Actually I think you could make a better argument that the losses of any of Devon Travis, Hernan Perez, or Jefry Marte cost the Tigers more of a shot at the playoffs. If one of those three had been around to either take the spot of Mike Aviles or Casey McGehee that might have offset the black hole those two were just enough to getone or two more wins.

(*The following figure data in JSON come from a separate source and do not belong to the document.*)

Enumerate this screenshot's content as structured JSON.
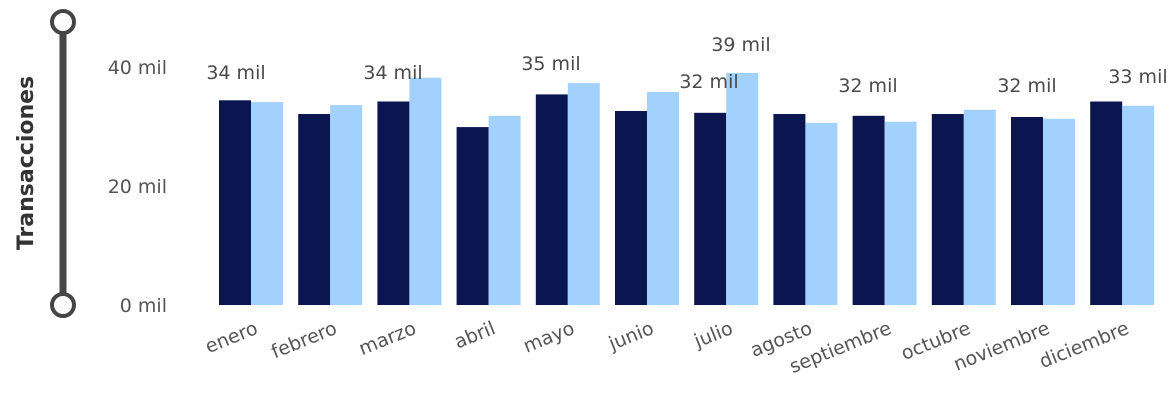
{
  "chart_data": {
    "type": "bar",
    "ylabel": "Transacciones",
    "ylim": [
      0,
      40000
    ],
    "yticks": [
      {
        "value": 0,
        "label": "0 mil"
      },
      {
        "value": 20000,
        "label": "20 mil"
      },
      {
        "value": 40000,
        "label": "40 mil"
      }
    ],
    "categories": [
      "enero",
      "febrero",
      "marzo",
      "abril",
      "mayo",
      "junio",
      "julio",
      "agosto",
      "septiembre",
      "octubre",
      "noviembre",
      "diciembre"
    ],
    "series": [
      {
        "color": "#0b1550",
        "values": [
          34400,
          32100,
          34200,
          29900,
          35400,
          32600,
          32300,
          32100,
          31800,
          32100,
          31600,
          34200
        ]
      },
      {
        "color": "#a3d1fe",
        "values": [
          34100,
          33600,
          38200,
          31800,
          37300,
          35800,
          39000,
          30600,
          30800,
          32800,
          31300,
          33500
        ]
      }
    ],
    "data_labels": [
      "34 mil",
      "34 mil",
      "35 mil",
      "32 mil",
      "39 mil",
      "32 mil",
      "32 mil",
      "33 mil"
    ],
    "grid": false
  }
}
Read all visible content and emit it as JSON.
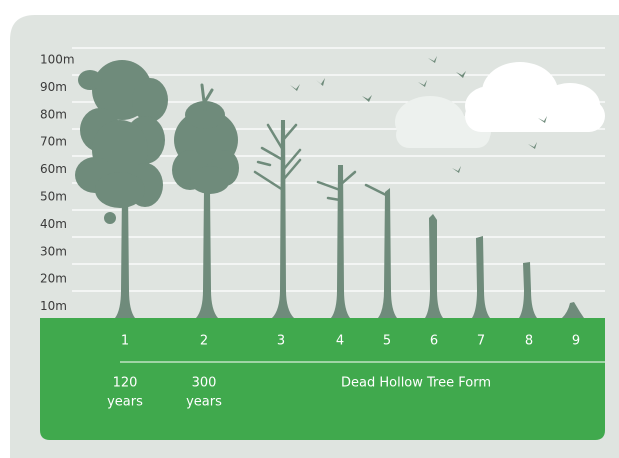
{
  "height_labels": [
    "100m",
    "90m",
    "80m",
    "70m",
    "60m",
    "50m",
    "40m",
    "30m",
    "20m",
    "10m"
  ],
  "tree_numbers": [
    "1",
    "2",
    "3",
    "4",
    "5",
    "6",
    "7",
    "8",
    "9"
  ],
  "age_labels": [
    [
      "120",
      "years"
    ],
    [
      "300",
      "years"
    ]
  ],
  "caption": "Dead Hollow Tree Form"
}
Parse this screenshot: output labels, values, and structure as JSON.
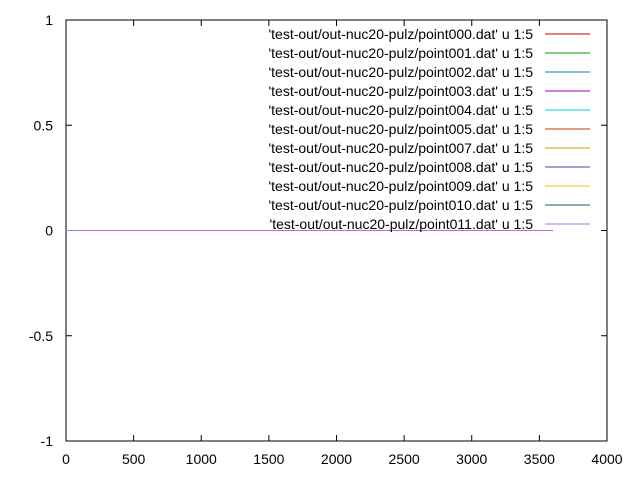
{
  "chart_data": {
    "type": "line",
    "xlim": [
      0,
      4000
    ],
    "ylim": [
      -1,
      1
    ],
    "x_ticks": [
      0,
      500,
      1000,
      1500,
      2000,
      2500,
      3000,
      3500,
      4000
    ],
    "y_ticks": [
      -1,
      -0.5,
      0,
      0.5,
      1
    ],
    "x_tick_labels": [
      "0",
      "500",
      "1000",
      "1500",
      "2000",
      "2500",
      "3000",
      "3500",
      "4000"
    ],
    "y_tick_labels": [
      "-1",
      "-0.5",
      "0",
      "0.5",
      "1"
    ],
    "grid": false,
    "legend_position": "top-right",
    "series": [
      {
        "name": "'test-out/out-nuc20-pulz/point000.dat' u 1:5",
        "color": "#cc0000",
        "x": [
          0,
          3600
        ],
        "y": [
          0,
          0
        ]
      },
      {
        "name": "'test-out/out-nuc20-pulz/point001.dat' u 1:5",
        "color": "#00a000",
        "x": [
          0,
          3600
        ],
        "y": [
          0,
          0
        ]
      },
      {
        "name": "'test-out/out-nuc20-pulz/point002.dat' u 1:5",
        "color": "#0080c0",
        "x": [
          0,
          3600
        ],
        "y": [
          0,
          0
        ]
      },
      {
        "name": "'test-out/out-nuc20-pulz/point003.dat' u 1:5",
        "color": "#a000c0",
        "x": [
          0,
          3600
        ],
        "y": [
          0,
          0
        ]
      },
      {
        "name": "'test-out/out-nuc20-pulz/point004.dat' u 1:5",
        "color": "#00d0e0",
        "x": [
          0,
          3600
        ],
        "y": [
          0,
          0
        ]
      },
      {
        "name": "'test-out/out-nuc20-pulz/point005.dat' u 1:5",
        "color": "#c04000",
        "x": [
          0,
          3600
        ],
        "y": [
          0,
          0
        ]
      },
      {
        "name": "'test-out/out-nuc20-pulz/point007.dat' u 1:5",
        "color": "#d0a000",
        "x": [
          0,
          3600
        ],
        "y": [
          0,
          0
        ]
      },
      {
        "name": "'test-out/out-nuc20-pulz/point008.dat' u 1:5",
        "color": "#4040c0",
        "x": [
          0,
          3600
        ],
        "y": [
          0,
          0
        ]
      },
      {
        "name": "'test-out/out-nuc20-pulz/point009.dat' u 1:5",
        "color": "#f0c000",
        "x": [
          0,
          3600
        ],
        "y": [
          0,
          0
        ]
      },
      {
        "name": "'test-out/out-nuc20-pulz/point010.dat' u 1:5",
        "color": "#007040",
        "x": [
          0,
          3600
        ],
        "y": [
          0,
          0
        ]
      },
      {
        "name": "'test-out/out-nuc20-pulz/point011.dat' u 1:5",
        "color": "#b070e0",
        "x": [
          0,
          3600
        ],
        "y": [
          0,
          0
        ]
      }
    ]
  }
}
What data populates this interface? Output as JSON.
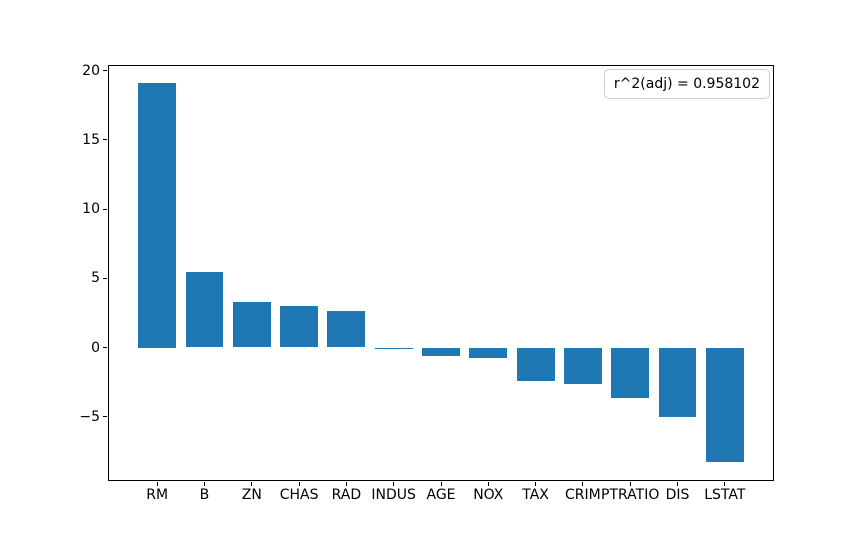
{
  "figure": {
    "background_color": "#ffffff",
    "text_color": "#000000",
    "spine_color": "#000000"
  },
  "chart_data": {
    "type": "bar",
    "title": "",
    "xlabel": "",
    "ylabel": "",
    "categories": [
      "RM",
      "B",
      "ZN",
      "CHAS",
      "RAD",
      "INDUS",
      "AGE",
      "NOX",
      "TAX",
      "CRIM",
      "PTRATIO",
      "DIS",
      "LSTAT"
    ],
    "values": [
      19.1,
      5.45,
      3.3,
      3.0,
      2.6,
      -0.07,
      -0.6,
      -0.78,
      -2.42,
      -2.62,
      -3.65,
      -5.0,
      -8.28
    ],
    "bar_color": "#1f77b4",
    "bar_width_fraction": 0.8,
    "yticks": [
      20,
      15,
      10,
      5,
      0,
      -5
    ],
    "ylim": [
      -9.64,
      20.4
    ],
    "xlim": [
      -1.04,
      13.04
    ],
    "grid": false,
    "legend": null,
    "annotation": "r^2(adj) = 0.958102",
    "annotation_position": "top-right"
  }
}
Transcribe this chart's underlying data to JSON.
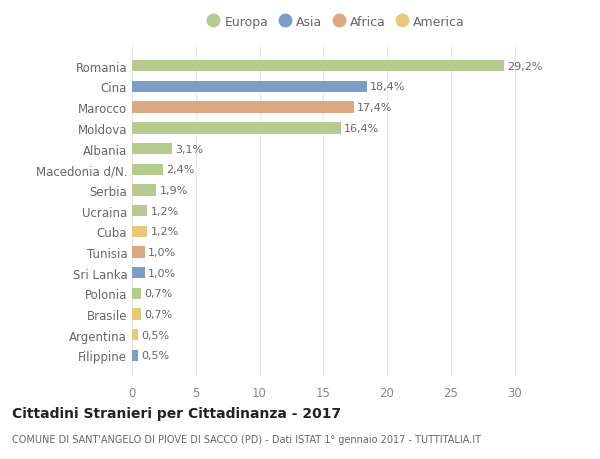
{
  "categories": [
    "Filippine",
    "Argentina",
    "Brasile",
    "Polonia",
    "Sri Lanka",
    "Tunisia",
    "Cuba",
    "Ucraina",
    "Serbia",
    "Macedonia d/N.",
    "Albania",
    "Moldova",
    "Marocco",
    "Cina",
    "Romania"
  ],
  "values": [
    0.5,
    0.5,
    0.7,
    0.7,
    1.0,
    1.0,
    1.2,
    1.2,
    1.9,
    2.4,
    3.1,
    16.4,
    17.4,
    18.4,
    29.2
  ],
  "labels": [
    "0,5%",
    "0,5%",
    "0,7%",
    "0,7%",
    "1,0%",
    "1,0%",
    "1,2%",
    "1,2%",
    "1,9%",
    "2,4%",
    "3,1%",
    "16,4%",
    "17,4%",
    "18,4%",
    "29,2%"
  ],
  "colors": [
    "#7b9dc7",
    "#e8c97a",
    "#e8c97a",
    "#b5cc8e",
    "#7b9dc7",
    "#dba882",
    "#e8c97a",
    "#b5cc8e",
    "#b5cc8e",
    "#b5cc8e",
    "#b5cc8e",
    "#b5cc8e",
    "#dba882",
    "#7b9dc7",
    "#b5cc8e"
  ],
  "legend_labels": [
    "Europa",
    "Asia",
    "Africa",
    "America"
  ],
  "legend_colors": [
    "#b5cc8e",
    "#7b9dc7",
    "#dba882",
    "#e8c97a"
  ],
  "title": "Cittadini Stranieri per Cittadinanza - 2017",
  "subtitle": "COMUNE DI SANT'ANGELO DI PIOVE DI SACCO (PD) - Dati ISTAT 1° gennaio 2017 - TUTTITALIA.IT",
  "xlim": [
    0,
    32
  ],
  "xticks": [
    0,
    5,
    10,
    15,
    20,
    25,
    30
  ],
  "background_color": "#ffffff",
  "grid_color": "#e8e8e8",
  "bar_height": 0.55,
  "label_fontsize": 8,
  "tick_fontsize": 8.5,
  "title_fontsize": 10,
  "subtitle_fontsize": 7
}
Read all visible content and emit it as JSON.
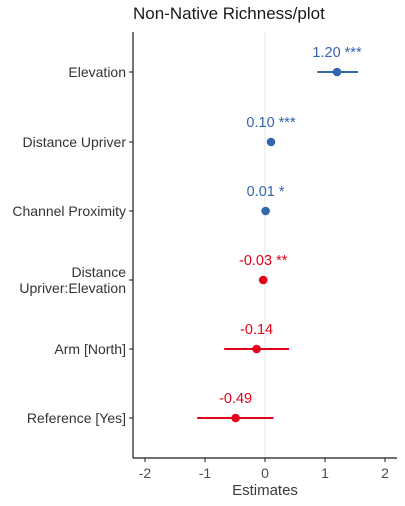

Jeff: I think the real question is would mortgaging the future be worth it to get into the playoffs this year? The Tigers could have traded Norris, Boyd, JaCoby Jones, and Joe Jimenez to get over the hump and made it, but would it have been worth it if they had fallen short again? We have seen players like Eugenio Suarez and Devon Travis turn into real ballplayers after leaving Detroit. Then again, Steven Moya and Dixon Machado have been flops so far and their trade value has gone down so much that you can't get anything useful for them now. Ultimately, the Tigers didn't do enough in the offseason and didn't have enough to work with at the deadline to make up for it. Putting faith in players like Mike Pelfrey cost them.